As an Alt guy - Pressing Alt-Delete on 105.7 would be a God send because it would leave room for Entercome or Cumulus to go after alternative. Iheart nationally sucks at alternative IMO.
That was good.
As an Alt guy - Pressing Alt-Delete on 105.7 would be a God send because it would leave room for Entercome or Cumulus to go after alternative. Iheart nationally sucks at alternative IMO.
Sucks to live in Atlanta. In Columbus you have 3 oldies stations to choose from. In Atlanta just a Rock oldies station.
FLIP Radio 105.7, Bring a Christmas 105.7 so Atlanta can have a legit Christmas music station. And after Christmas, put a real AC station like the one in Dallas, “Star”. That will ruffle some feathers at Entercom.
Star isn’t all that great, numbers wise in both ATL and Dallas. If it doesn’t work out for them, I’m guessing a “real” Alternative station would suffice, as in Star 94.1
And such a station would give either John Tesh or Delilah radio shows a chance. That is another thing that has baffled me about a market as large as Atlanta but carries neither of those syndicated shows. Delilah left the ATL air waves at the beginning of 2012. John Tesh has never been heard here. Why not give it a shot?
Shows like that are good performers in the diary survey, as the name identity creates a benchmark and people write down large blocks of time spent listening. That is not the same case in the PPM, where the TSL boost just does not happen.
Hasn't the PPM been murder on "environmental" formats generally, such as smooth jazz, soft AC, classical, and what's left of BM/EZ?
FLIP Radio 105.7, Bring a Christmas 105.7 so Atlanta can have a legit Christmas music station. And after Christmas, put a real AC station like the one in Dallas, “Star”. That will ruffle some feathers at Entercom.
Star isn’t all that great, numbers wise in both ATL and Dallas. If it doesn’t work out for them, I’m guessing a “real” Alternative station would suffice, as in Star 94.1
Also, it wouldn't hurt for a classic hits (not classic rock) format to be on 105.7.
B98.5 is in fact an AC station but it competes heavily with top 40 and hot AC. The real format hole is 'classic hits', but in this market, filling a format hole does not necessarily make the most financial sense. Classic Hits is not a big money demo. If the format were to be given a chance, it would likely be on a translator.Wait, real AC station? But Atlanta has B98.5, no?
Also, it wouldn't hurt for a classic hits (not classic rock) format to be on 105.7.

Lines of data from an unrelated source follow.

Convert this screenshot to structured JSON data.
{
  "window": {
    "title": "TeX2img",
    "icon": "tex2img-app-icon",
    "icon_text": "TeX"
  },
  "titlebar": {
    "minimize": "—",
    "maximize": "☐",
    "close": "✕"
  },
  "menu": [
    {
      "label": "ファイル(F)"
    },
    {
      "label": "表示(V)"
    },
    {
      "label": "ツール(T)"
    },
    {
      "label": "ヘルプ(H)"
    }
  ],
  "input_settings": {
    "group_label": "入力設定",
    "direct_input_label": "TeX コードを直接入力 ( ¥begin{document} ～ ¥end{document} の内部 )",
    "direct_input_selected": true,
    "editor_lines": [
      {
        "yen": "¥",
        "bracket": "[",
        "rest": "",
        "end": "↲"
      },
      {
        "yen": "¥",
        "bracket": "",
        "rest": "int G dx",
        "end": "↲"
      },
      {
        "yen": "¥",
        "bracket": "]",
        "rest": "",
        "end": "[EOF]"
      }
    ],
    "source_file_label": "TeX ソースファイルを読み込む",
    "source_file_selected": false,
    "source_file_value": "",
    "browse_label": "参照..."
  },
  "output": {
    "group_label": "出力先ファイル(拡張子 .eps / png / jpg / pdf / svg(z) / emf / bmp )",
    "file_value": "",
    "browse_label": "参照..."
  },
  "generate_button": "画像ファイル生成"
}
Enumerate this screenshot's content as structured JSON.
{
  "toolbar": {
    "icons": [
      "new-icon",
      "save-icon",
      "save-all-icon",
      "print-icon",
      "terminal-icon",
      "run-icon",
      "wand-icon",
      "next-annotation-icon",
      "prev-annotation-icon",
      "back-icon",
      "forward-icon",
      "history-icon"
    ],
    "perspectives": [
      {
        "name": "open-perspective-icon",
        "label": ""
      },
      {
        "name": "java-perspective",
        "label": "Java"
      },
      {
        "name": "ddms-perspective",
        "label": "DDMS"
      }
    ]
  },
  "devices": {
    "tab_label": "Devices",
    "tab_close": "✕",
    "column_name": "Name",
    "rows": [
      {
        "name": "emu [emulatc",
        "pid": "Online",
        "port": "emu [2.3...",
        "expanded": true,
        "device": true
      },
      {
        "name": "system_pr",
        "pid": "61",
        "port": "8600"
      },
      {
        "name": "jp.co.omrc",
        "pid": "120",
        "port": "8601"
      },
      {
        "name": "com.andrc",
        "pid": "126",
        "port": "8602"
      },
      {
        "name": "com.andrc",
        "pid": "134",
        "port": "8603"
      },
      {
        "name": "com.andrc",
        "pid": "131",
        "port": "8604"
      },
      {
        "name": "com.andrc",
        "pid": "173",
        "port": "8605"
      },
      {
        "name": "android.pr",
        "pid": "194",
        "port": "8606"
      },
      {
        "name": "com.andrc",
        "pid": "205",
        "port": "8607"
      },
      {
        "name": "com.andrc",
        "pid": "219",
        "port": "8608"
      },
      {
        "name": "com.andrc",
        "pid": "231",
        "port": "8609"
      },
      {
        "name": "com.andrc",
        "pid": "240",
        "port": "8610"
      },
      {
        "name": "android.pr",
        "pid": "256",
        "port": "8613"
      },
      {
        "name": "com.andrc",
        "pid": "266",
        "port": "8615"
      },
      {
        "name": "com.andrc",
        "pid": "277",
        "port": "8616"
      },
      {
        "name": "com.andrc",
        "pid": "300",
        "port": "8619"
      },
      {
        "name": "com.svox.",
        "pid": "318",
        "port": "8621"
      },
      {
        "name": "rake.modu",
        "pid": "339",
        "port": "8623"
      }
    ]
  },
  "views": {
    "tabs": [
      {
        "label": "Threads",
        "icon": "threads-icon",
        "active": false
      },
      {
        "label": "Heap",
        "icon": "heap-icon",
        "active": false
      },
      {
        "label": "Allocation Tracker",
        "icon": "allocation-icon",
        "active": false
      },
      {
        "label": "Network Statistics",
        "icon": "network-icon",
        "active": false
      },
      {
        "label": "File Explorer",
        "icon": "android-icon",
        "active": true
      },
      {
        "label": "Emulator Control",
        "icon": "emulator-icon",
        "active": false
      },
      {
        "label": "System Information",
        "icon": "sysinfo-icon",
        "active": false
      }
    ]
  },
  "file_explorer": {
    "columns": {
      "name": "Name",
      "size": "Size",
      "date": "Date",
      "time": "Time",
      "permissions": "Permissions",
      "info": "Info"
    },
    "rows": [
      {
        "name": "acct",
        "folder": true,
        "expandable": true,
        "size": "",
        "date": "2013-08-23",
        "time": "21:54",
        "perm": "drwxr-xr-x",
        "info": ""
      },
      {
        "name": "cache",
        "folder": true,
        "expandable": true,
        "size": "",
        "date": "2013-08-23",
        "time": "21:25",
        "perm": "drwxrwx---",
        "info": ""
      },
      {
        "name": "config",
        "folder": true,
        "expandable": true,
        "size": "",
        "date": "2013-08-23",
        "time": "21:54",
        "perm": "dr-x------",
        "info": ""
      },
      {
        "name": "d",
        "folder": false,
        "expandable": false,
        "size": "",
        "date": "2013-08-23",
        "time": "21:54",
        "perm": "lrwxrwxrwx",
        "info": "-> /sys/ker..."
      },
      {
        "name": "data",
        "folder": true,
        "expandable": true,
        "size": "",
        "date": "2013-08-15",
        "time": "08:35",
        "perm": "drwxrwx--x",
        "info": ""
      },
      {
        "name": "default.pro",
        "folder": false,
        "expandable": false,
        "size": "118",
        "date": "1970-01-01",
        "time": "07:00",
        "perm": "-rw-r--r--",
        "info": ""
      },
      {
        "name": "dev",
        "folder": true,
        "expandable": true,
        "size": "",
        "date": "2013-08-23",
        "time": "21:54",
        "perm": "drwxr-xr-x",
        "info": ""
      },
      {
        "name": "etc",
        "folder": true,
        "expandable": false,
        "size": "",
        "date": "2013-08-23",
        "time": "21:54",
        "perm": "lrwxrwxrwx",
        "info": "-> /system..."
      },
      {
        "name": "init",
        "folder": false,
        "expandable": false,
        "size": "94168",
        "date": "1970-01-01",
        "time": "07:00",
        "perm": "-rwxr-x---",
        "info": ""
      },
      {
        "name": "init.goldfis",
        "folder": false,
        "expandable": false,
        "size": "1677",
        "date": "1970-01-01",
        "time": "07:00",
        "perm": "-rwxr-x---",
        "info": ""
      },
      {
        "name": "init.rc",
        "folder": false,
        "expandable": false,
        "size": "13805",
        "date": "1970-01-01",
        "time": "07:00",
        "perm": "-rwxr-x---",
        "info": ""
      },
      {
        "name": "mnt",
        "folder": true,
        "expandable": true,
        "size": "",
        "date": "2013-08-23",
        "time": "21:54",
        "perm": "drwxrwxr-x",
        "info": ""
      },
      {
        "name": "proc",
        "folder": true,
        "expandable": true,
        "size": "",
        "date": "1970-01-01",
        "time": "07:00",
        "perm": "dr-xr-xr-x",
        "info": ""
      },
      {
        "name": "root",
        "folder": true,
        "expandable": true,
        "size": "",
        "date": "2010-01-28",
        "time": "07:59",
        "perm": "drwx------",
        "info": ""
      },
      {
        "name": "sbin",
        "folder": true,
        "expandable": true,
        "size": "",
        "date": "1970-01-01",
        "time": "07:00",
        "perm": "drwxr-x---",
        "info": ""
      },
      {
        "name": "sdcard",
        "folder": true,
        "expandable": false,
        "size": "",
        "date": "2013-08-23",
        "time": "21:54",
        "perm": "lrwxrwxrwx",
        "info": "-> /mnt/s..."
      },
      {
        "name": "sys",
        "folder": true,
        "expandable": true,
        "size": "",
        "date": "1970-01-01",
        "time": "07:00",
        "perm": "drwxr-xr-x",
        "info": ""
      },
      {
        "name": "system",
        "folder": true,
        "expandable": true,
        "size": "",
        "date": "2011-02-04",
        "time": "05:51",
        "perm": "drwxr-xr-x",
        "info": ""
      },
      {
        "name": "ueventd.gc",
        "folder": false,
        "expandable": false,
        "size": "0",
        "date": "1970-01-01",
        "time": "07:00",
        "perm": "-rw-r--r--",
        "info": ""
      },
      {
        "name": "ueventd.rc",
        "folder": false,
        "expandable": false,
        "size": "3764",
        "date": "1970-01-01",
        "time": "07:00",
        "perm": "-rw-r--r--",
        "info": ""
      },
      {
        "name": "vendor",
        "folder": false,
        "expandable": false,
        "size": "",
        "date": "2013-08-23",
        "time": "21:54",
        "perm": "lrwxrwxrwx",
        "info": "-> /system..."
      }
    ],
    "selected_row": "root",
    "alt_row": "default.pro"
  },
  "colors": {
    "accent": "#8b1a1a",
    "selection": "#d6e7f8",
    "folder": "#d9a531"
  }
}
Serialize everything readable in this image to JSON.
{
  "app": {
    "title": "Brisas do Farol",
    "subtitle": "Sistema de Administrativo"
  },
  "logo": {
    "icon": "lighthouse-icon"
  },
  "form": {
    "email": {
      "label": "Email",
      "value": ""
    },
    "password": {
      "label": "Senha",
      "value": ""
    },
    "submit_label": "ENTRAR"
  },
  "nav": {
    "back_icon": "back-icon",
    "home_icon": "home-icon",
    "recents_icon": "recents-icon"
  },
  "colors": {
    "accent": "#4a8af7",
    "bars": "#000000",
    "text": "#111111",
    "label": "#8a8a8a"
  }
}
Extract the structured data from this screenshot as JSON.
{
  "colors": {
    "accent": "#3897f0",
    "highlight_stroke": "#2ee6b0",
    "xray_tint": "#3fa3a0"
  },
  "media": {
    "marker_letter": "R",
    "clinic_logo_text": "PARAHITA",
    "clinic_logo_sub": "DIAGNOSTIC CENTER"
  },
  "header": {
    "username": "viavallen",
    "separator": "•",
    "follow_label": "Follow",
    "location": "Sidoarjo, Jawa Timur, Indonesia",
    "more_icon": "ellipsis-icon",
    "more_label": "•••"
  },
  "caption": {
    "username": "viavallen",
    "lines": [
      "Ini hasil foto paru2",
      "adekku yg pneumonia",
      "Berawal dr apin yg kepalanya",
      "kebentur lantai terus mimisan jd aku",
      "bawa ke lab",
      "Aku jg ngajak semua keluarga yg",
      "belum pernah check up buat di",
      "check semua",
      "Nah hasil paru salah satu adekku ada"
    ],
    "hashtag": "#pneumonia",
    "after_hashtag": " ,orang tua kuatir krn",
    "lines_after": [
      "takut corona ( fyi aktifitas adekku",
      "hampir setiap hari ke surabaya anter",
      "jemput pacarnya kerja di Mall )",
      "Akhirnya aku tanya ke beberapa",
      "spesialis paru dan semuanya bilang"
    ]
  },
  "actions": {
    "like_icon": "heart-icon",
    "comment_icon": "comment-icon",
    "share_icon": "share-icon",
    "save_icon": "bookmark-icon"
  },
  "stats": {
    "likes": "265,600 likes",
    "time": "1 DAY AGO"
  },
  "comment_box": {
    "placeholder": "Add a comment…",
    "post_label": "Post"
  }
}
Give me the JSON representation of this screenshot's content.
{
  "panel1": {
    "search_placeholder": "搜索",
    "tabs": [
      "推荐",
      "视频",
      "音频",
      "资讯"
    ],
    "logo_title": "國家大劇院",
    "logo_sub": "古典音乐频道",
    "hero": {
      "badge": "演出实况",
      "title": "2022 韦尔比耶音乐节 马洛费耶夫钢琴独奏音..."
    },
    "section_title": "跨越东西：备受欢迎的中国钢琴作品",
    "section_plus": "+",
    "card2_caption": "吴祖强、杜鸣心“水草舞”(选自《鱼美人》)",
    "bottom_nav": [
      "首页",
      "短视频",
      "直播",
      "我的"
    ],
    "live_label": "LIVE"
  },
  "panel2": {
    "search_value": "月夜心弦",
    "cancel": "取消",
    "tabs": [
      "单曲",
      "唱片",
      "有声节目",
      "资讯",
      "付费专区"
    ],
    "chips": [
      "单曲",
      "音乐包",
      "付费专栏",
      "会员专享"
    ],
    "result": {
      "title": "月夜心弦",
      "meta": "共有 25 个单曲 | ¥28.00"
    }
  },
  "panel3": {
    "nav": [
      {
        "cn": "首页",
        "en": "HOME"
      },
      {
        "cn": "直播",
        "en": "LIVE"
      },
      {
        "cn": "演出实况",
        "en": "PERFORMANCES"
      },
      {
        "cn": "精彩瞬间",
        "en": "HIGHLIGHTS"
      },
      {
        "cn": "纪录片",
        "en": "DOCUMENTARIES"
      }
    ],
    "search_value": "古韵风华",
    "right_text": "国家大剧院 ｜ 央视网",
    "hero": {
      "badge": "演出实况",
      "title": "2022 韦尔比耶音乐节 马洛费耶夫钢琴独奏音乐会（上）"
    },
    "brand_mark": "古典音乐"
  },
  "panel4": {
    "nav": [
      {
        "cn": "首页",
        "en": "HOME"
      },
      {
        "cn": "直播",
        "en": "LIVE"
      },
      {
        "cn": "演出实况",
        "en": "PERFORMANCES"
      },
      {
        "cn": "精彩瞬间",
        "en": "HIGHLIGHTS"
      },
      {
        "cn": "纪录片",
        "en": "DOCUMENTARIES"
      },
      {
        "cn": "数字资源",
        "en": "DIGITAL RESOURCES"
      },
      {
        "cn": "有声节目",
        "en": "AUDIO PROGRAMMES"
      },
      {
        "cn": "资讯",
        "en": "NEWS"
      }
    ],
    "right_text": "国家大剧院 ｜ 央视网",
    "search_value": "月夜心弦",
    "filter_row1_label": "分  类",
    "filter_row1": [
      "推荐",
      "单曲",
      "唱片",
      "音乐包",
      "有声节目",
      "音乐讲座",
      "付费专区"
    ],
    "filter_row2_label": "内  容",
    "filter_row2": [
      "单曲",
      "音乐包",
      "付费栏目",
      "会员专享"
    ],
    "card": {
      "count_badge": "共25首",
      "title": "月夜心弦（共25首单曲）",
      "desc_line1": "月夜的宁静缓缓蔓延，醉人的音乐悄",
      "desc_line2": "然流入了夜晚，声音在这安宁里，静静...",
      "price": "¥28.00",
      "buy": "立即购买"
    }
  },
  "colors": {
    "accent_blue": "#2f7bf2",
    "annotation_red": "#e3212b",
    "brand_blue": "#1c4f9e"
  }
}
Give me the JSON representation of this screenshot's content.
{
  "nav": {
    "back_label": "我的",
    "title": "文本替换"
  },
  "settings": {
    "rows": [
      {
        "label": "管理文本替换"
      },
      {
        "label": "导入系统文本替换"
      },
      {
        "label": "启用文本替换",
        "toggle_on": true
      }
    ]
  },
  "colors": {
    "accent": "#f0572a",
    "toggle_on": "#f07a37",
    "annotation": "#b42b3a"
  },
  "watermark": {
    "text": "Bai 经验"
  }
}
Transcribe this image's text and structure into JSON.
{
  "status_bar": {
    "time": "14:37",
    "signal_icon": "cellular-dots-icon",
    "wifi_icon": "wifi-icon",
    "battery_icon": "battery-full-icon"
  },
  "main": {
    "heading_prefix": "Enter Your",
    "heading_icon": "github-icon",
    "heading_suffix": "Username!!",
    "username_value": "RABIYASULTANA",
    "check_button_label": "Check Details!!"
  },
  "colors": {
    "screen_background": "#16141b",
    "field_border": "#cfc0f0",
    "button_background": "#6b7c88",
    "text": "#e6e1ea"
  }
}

Depends...classic hits is not a big money-maker. If you check the big market CBS stations, the revenues are underperforming the ratings.
That's even with compromising the eras of hits they play.
The demos of classic hit stations tend to be older but if you are not in the top 3 or 4 of a sub 55 money demo a lot of agencies will not consider you unless the rates are a per point "bargain". I am sure that 97.1 has folks that are not in the money demos but they have enough sub 55 folks to still be attractive to agency buyers.
WCBS FM is billing OK in NYC or the format would have been kicked aside years long ago.
It's billing "OK," but it's billing much less than a Top 5 station should be billing.
There is a reason why no one in Atlanta is doing this format, and the reason is money. Otherwise, it would be available.
WCBS FM is billing OK in NYC or the format would have been kicked aside years long ago. Not every station can target sub 30 demos. There are too many signals, someone has to "settle" for the 30 to 50 demos.
I think Classic Hits would certainly bill more on 106.7 than the current format, and I suspect fixed expenses would be less, too!